Human Computer Interaction (HCI) by John M. Carroll - Interaction-Design.org: HCI, Usab... - 0 views

  • The challenge of personal computing became manifest at an opportune time. The broad project of cognitive science, which incorporated cognitive psychology, artificial intelligence, linguistics, cognitive anthropology, and the philosophy of mind, had formed at the end of the 1970s. Part of the programme of cognitive science was to articulate systematic and scientifically-informed applications to be known as "cognitive engineering". Thus, at just the point when personal computing presented the practical need for HCI, cognitive science presented people, concepts, skills, and a vision for addressing such needs. HCI was one of the first examples of cognitive engineering. Other historically fortuitous developments contributed to establishment of HCI. Software engineering, mired in unmanageable software complexity in the 1970s, was starting to focus on nonfunctional requirements, including usability and maintainability, and on non-linear software development processes that relied heavily on testing. Computer graphics and information retrieval had emerged in the 1970s, and rapidly came to recognize that interactive systems were the key to progressing beyond early achievements.

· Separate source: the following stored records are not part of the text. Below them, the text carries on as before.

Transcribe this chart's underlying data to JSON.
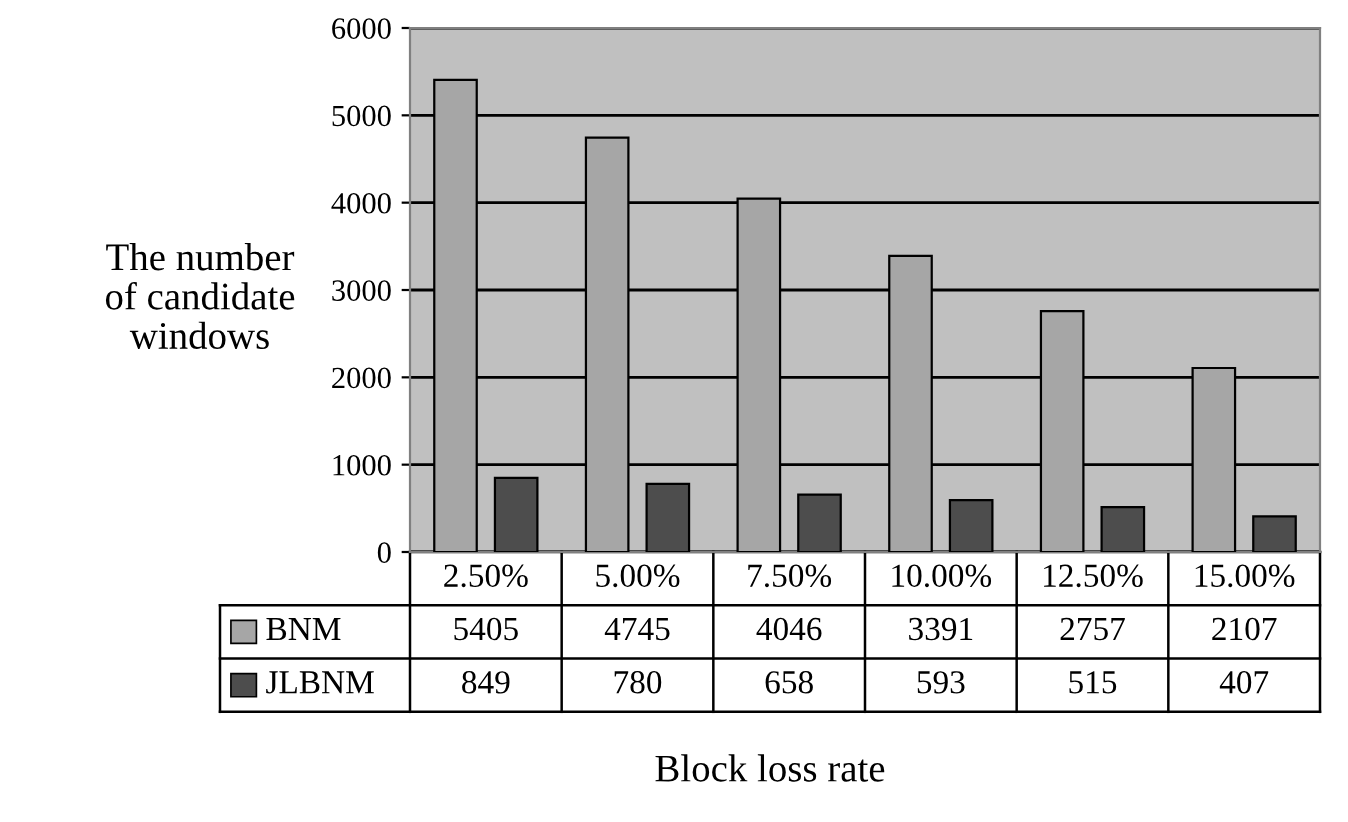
{
  "chart_data": {
    "type": "bar",
    "xlabel": "Block loss rate",
    "ylabel": "The number\nof candidate\nwindows",
    "categories": [
      "2.50%",
      "5.00%",
      "7.50%",
      "10.00%",
      "12.50%",
      "15.00%"
    ],
    "series": [
      {
        "name": "BNM",
        "color": "#a6a6a6",
        "values": [
          5405,
          4745,
          4046,
          3391,
          2757,
          2107
        ]
      },
      {
        "name": "JLBNM",
        "color": "#4d4d4d",
        "values": [
          849,
          780,
          658,
          593,
          515,
          407
        ]
      }
    ],
    "ylim": [
      0,
      6000
    ],
    "yticks": [
      0,
      1000,
      2000,
      3000,
      4000,
      5000,
      6000
    ],
    "grid": "y",
    "legend": "bottom",
    "data_labels": true
  }
}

All these threads of development in computer science pointed to the same conclusion: The way forward for computing entailed understanding and better empowering users.
  • One of the most significant achievements of HCI is its evolving model of the integration of science and practice. Initially this model was articulated as a reciprocal relation between cognitive science and cognitive engineering. Later, it ambitiously incorporated a diverse science foundation, notably Activity Theory, distributed cognition, and ethnomethodology, and a culturally embedded conception of human activity, including the activities of design and technology development. Currently, the model is incorporating design practices and research across a broad spectrum. In these developments, HCI provides a blueprint for a mutual relation between science and practice that is unprecedented.
  • In the latter 1980s and early 1990s, HCI assimilated ideas from Activity Theory, distributed cognition, and ethnomethodology. This comprised a fundamental epistemological realignment. For example, the representational theory of mind, a cornerstone of cognitive science, is no longer axiomatic for HCI science. Information processing psychology and laboratory user studies, once the kernel of HCI research, became important, but niche areas. The most canonical theory-base in HCI now is socio-cultural, Activity Theory. Field studies became typical, and eventually dominant as an empirical paradigm. Collaborative interactions, that is, groups of people working together through and around computer systems (in contrast to the early 1980s user-at-PC situation) have become the default unit of analysis. It is remarkable that such fundamental realignments were so easily assimilated by the HCI community.